BEYOND THE NUMBERS
2019 could be a banner year for state Earned Income Tax Credits (EITCs), as governors and lawmakers have introduced proposals to create and expand the credits in at least 26 states this year. Such proposals would supplement the federal EITC’s well-documented, long-term positive effects on children while improving racial and gender equity and the nation’s economic prospects.
Twenty-nine states plus the District of Columbia and Puerto Rico already have a state EITC to help low-wage, working households meet basic needs (see map below). (Most state credits are structured as a percentage of the federal EITC.) States that haven’t yet enacted an EITC should do so. And those with small or non-refundable credits — which don’t give workers the full value of the credit they’ve earned if it exceeds what they owe in income taxes — should expand them.
- Creating new credits. One West Virginia proposal would create a credit worth half of the federal credit. Utah’s proposal targets working families experiencing intergenerational poverty.
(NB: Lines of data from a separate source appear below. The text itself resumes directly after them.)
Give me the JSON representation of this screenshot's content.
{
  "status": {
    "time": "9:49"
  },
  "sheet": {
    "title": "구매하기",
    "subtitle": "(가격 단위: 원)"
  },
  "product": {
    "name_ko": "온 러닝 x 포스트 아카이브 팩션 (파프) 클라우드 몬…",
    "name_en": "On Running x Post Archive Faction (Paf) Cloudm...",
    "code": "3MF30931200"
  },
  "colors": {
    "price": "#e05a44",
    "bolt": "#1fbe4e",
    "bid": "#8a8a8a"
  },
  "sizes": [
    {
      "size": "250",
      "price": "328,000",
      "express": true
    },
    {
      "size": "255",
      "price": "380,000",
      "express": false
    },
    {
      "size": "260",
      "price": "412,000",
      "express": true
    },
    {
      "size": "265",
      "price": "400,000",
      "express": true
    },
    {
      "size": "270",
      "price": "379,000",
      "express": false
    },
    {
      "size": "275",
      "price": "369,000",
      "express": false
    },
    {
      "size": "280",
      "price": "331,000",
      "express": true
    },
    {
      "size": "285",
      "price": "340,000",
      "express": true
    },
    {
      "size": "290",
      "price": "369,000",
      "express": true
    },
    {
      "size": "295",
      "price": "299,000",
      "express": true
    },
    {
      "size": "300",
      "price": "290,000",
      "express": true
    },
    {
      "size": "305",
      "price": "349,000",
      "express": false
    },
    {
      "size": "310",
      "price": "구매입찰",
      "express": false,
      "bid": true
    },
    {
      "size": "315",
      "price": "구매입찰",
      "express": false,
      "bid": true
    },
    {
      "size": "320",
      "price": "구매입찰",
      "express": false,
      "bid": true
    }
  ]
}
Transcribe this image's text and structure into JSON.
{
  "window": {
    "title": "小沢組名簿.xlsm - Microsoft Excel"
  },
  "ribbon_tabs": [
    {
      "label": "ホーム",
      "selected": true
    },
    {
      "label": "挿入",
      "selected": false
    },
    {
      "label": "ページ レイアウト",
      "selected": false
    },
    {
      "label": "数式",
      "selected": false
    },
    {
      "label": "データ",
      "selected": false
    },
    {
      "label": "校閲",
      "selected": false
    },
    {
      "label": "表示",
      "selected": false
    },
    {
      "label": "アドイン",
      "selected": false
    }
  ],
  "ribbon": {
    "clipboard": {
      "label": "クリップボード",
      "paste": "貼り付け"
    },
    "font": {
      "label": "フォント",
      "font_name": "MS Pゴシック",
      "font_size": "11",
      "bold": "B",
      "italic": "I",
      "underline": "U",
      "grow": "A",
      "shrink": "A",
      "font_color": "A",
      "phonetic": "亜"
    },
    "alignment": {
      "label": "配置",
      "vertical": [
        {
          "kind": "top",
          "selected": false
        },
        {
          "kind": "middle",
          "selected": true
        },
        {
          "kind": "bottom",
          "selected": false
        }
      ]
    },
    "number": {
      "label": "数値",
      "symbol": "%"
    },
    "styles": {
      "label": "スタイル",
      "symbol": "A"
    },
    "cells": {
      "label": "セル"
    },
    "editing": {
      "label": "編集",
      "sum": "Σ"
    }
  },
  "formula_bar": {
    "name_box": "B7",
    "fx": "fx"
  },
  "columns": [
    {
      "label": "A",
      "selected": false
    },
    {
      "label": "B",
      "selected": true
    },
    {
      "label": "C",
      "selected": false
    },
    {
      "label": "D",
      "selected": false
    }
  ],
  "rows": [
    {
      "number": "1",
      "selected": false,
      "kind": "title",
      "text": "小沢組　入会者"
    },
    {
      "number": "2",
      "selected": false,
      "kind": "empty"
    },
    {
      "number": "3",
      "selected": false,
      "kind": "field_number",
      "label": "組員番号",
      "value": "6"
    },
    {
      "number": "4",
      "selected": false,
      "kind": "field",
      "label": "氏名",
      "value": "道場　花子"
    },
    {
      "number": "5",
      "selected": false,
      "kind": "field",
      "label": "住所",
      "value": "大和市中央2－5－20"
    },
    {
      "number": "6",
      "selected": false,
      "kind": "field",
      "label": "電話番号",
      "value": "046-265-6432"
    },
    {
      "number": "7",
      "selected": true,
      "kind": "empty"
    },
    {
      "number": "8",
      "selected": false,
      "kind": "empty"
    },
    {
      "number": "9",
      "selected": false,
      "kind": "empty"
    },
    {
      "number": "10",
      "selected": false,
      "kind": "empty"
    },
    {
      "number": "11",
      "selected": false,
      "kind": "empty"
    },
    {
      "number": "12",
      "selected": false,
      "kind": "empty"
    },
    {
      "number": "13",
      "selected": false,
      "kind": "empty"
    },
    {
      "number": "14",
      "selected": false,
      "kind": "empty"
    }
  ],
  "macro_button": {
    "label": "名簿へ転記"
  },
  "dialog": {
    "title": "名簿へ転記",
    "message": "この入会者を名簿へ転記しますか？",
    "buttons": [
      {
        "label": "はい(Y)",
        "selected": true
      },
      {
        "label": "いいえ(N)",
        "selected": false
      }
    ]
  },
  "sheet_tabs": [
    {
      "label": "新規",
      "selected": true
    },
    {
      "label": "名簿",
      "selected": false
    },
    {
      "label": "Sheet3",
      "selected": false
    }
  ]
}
And Georgia’s proposed new credit would be 10 percent of the federal EITC.
- Making the credit refundable. Refundability is key to the EITC’s ability to boost incomes and reduce hardship, because the credit offsets the substantial state and local taxes that low-income families pay as a share of their income. The legislature passed a bill to make Delaware’s credit refundable last year but Governor Carney vetoed it. This year, the governor and legislature have another chance to enact this change to benefit working families. In Virginia, while Governor Northam included a proposal in his budget to make the state EITC refundable, he later abandoned it, to the detriment of many families struggling on low incomes and with disproportionate impact on families of color.
- Increasing the credit. Among other states’ proposals, lawmakers in Michigan are proposing to increase the credit to 30 percent (from 6 percent); in New Mexico to 20 percent (from 10 percent), which the governor supports; and in Rhode Island to 20 percent (from 15 percent).
- Expanding the credit’s reach to workers without children in the home. The federal EITC largely leaves out workers not raising children in their home, even though they’re integral to their communities and local economies — and many are non-custodial or future parents. These workers are the lone group that federal income and payroll taxes push into poverty (or deeper into poverty). Lawmakers in Maine are proposing to increase the credit and expand it to all workers under age 25.
- Implementing the credit. Washington passed its Working Families Tax Credit in 2008 but never fully implemented it. Legislation would do so while also expanding it to such groups who are not now eligible for it as immigrant workers who are ineligible for the federal credit and adults aged 19-70 without children in the home. In total, the expansion would benefit 967,000 households.
EITCs help families afford the very things that keep them working, like child care. They also reduce poverty and help children do better and go further in school. By investing in an EITC, states can make a big difference for children, families, and local economies.